Ekubo is focused: Starknet + Ethereum. That narrower footprint can be a strength for tight integration and deep Starknet-native liquidity innovation, but it limits the immediate universe of assets and counterparties compared with an intent layer that can source across dozens of networks.

On ecosystem optionality—integrations, routing opportunities, and where users can come from—Near Intents clearly wins given its multi-chain coverage.

🏆 Near Intents

Near Intents supports a far wider set of chains than Ekubo (dozens vs 2), enabling materially broader ecosystem access and cross-chain liquidity sourcing.

User Recommendations

Choose Ekubo (Starknet) if you are primarily a Starknet user who wants a familiar DEX experience with concentrated liquidity, predictable on-chain execution, and tight integration with Starknet wallets and DeFi flows. It’s also a good fit for active LPs and traders who prefer AMM transparency (pool states, ranges, and on-chain mechanics) over solver-based execution.

Choose Near Intents if your main pain point is cross-chain complexity—bridging, switching networks, and fragmented liquidity. Intent-based UX can feel closer to “state your outcome, get it filled,” which is particularly attractive for multi-chain users, market participants moving between ecosystems, and applications/agents that want programmatic execution.

Overall, for the average user who holds assets on multiple chains and values convenience over AMM mechanics, Near Intents is likely the easier on-ramp—provided they are comfortable with solver/route abstraction and variable execution paths.

🏆 Near Intents

Near Intents’ intent-based, chain-abstracted flow generally reduces manual bridging and network switching, offering a simpler experience for multi-chain users than a Starknet-centric DEX.

Trends & Innovation

Momentum favors Near Intents in the provided trends: TVL is slightly up (+3.7% vs Ekubo’s -6.7%), and volume is also up (+2.8%) while Ekubo’s volume trend is down (-24.8%). While short windows can be noisy, the directionality suggests Near Intents is currently capturing incremental usage.

On innovation, Near Intents’ model—intent-based transactions enabling exchange of assets/actions across chains and even between agents/services—represents a structural shift in how users may interact with DeFi (more orchestration, less manual transaction choreography). That can unlock new distribution (integrations, wallets, AI/agent workflows) beyond traditional DEX front-ends.

Ekubo is still meaningfully innovative (concentrated liquidity on Starknet, singleton architecture, extensibility), but its near-term trajectory in the data looks more cyclical/pressure-driven. Combining trend + product direction, Near Intents has the stronger innovative trajectory right now.

🏆 Near Intents

Near Intents shows better recent growth (TVL and volume trending up) and its intent-based, cross-chain execution model is a larger paradigm shift than incremental AMM design improvements.

✨ Bottom Line

Near Intents wins overall due to stronger current scale (higher volume and TVL), vastly broader chain coverage, and a UX direction that can abstract away cross-chain friction. Ekubo (Starknet) remains compelling for Starknet-native traders and LPs who prioritize transparent AMM execution and potentially lower, simpler costs.

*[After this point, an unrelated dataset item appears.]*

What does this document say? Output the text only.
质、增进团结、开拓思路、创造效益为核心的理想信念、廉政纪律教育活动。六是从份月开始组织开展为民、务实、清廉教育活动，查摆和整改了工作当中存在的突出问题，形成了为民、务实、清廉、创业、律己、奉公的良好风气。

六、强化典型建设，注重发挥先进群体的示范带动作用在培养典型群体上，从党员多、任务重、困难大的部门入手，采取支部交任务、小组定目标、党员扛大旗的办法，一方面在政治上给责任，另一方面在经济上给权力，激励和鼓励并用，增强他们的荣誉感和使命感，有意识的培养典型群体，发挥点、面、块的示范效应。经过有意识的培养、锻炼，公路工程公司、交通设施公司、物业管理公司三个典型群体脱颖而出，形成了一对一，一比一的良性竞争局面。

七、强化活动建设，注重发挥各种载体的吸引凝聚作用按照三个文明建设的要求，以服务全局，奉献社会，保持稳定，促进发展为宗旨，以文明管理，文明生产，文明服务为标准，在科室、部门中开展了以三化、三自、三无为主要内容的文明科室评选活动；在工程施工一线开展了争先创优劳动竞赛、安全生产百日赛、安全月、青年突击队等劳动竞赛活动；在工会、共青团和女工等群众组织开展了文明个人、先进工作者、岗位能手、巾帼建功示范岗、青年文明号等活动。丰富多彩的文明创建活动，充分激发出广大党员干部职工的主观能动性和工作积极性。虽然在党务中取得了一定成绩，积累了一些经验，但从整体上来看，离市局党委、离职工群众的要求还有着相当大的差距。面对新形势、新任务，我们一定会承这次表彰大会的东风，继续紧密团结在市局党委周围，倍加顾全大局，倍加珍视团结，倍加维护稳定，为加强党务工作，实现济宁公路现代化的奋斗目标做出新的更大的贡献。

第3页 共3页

If you are deciding purely on market depth and ecosystem reach today, Near Intents is the more dominant choice; if you want a focused Starknet DEX experience with concentrated liquidity mechanics, Ekubo is the specialist option.

Overall Winner: Near Intents Near Intents

Near Intents leads on volume/liquidity and ecosystem breadth, which are the biggest drivers of execution quality and user accessibility at scale.